How to Read an AI Image Toward a Media Studies Methodology for the Analysis of Synthetic Images

By Eryk Salvaggio | Generated images are data patterns inscribed into pictures, and close readings can reveal aspects of these image-text datasets and the human decisions behind them. Examining AI-generated images as ›infographics‹ informs a methodology, described in this paper, for the analysis of these images within a media studies framework. It proposes an analytical methodology to determine how information patterns manifest through visual representations. This methodology consists of generating a series of images of interest. It examines this sample of images as a non-linear sequence. The paper finds examples of patterns, absences, strengths, and weaknesses and connects them to structures of the underlying model and dataset. The hypothesis is extended to a broader sample. The paper offers a case study, reading to images of humans kissing created through DALL·E 2. The paper draws conclusions and presents avenues of future exploration.

The New Value of the Archive AI Image Generation and the Visual Economy of ‘Style’

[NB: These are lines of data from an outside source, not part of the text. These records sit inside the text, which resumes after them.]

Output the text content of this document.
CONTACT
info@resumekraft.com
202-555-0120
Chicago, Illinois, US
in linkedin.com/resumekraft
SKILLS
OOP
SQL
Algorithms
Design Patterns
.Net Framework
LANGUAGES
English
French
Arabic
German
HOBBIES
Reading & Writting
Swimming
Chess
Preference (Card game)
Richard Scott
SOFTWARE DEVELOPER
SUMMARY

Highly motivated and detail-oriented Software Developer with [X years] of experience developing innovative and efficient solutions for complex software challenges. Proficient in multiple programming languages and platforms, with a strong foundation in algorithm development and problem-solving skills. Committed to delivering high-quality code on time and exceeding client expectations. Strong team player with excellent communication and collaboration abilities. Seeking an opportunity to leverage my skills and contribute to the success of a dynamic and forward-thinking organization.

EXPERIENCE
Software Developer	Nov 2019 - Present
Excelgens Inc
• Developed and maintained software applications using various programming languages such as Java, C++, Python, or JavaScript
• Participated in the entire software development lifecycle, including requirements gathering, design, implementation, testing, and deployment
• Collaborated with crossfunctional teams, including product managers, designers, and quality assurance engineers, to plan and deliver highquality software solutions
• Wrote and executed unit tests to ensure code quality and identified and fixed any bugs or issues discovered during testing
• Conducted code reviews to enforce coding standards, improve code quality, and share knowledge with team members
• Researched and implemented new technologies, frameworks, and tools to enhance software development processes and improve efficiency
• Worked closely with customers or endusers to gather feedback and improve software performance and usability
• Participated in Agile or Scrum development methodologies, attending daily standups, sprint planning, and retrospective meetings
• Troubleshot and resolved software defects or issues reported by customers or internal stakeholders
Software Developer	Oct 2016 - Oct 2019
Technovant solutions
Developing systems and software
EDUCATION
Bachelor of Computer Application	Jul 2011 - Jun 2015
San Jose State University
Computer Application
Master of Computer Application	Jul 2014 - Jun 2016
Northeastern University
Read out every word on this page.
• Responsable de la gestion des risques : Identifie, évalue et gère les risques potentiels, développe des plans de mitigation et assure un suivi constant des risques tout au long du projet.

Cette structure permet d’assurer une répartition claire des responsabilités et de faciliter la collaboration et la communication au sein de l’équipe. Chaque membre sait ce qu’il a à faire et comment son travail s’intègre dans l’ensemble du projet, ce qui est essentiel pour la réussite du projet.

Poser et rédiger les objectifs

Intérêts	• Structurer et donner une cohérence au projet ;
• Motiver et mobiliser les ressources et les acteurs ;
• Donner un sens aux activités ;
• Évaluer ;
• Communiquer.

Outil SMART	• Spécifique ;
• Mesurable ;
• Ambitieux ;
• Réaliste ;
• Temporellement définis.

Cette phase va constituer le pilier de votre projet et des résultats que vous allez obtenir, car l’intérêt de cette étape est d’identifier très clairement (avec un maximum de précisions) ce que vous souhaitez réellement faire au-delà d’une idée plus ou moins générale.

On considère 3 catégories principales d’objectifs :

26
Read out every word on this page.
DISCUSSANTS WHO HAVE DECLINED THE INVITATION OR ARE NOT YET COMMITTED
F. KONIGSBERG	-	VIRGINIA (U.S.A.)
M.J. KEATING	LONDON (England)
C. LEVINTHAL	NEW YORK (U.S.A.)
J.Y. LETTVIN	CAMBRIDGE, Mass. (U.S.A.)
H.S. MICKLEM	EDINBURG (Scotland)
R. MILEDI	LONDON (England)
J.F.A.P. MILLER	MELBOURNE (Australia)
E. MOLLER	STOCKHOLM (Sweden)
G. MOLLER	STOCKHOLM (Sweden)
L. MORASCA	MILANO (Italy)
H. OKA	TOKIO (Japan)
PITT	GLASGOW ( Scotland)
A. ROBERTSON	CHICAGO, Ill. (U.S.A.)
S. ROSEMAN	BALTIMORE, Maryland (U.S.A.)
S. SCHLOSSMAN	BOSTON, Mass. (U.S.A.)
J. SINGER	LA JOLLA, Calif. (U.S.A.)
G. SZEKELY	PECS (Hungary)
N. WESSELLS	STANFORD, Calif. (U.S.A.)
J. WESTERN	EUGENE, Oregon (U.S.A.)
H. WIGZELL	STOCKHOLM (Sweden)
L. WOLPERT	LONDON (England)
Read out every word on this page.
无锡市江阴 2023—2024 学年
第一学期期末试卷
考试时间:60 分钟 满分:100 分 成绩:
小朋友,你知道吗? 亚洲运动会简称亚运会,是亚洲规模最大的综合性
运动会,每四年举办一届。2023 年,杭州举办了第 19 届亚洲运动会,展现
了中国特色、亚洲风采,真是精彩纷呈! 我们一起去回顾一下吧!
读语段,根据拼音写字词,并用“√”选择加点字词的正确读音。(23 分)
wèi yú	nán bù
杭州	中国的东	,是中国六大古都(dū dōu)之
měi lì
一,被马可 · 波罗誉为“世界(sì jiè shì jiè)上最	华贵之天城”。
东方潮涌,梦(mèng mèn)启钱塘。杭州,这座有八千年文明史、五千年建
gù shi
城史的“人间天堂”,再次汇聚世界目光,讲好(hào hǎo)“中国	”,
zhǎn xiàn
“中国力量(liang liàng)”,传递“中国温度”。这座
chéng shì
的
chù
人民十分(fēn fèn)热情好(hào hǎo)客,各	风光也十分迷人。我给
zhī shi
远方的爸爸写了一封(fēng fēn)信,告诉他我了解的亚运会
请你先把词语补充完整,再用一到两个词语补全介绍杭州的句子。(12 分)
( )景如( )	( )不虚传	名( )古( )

By Roland Meyer | Text-to-image generators such as DALL·E 2, Midjourney, or Stable Diffusion promise to produce any image on command, thus transforming mere ekphrasis into a means of production. However, prompts should not be understood as instructions to be carried out, but rather as generative search commands that guide AI models through the stochastic spaces of possible images. A comparison can thus be drawn between text-image generators and stock photography databases. But while stock photography searches retrieve pre-existing images, prompts are used to explore latent possibilities. This, the article argues, fundamentally changes how value is attributed to individual images. AI image generation fosters the emergence of a new networked model of visual economy, one that does not rely on closed image archives as monetizable assets, but rather conceives of the entire web as a freely available resource that can be mined at scale. Whereas in the older model each image has a precisely determinable value, what DALL·E, Midjourney, and Stable Diffusion monetize is not the individual image itself, but rather ‘styles’: repeatable visual patterns derived from the aggregation and analysis of large ensembles of images.

The AI Image, the Dream, and the Statistical Unconscious

By Jens Schröter | As has been remarked several times in the recent past, the images generated by AI systems like DALL·E, Stable Diffusion, or Midjourney have a certain surrealist quality. In the present essay I want to analyze the dreamlike quality of (at least some) AI-generated images. This dreaminess is related to Freud’s comparison of the mechanism of condensation in dreams with Galton’s composite photography, which he reflected explicitly with regard to statistics – which are also a basis of today’s AI images. The superimposition of images results at the same time in generalized images of an uncanny sameness and in a certain blurriness. Does the fascination of (at least some) AI-generated images result in their relation to a kind of statistical unconscious?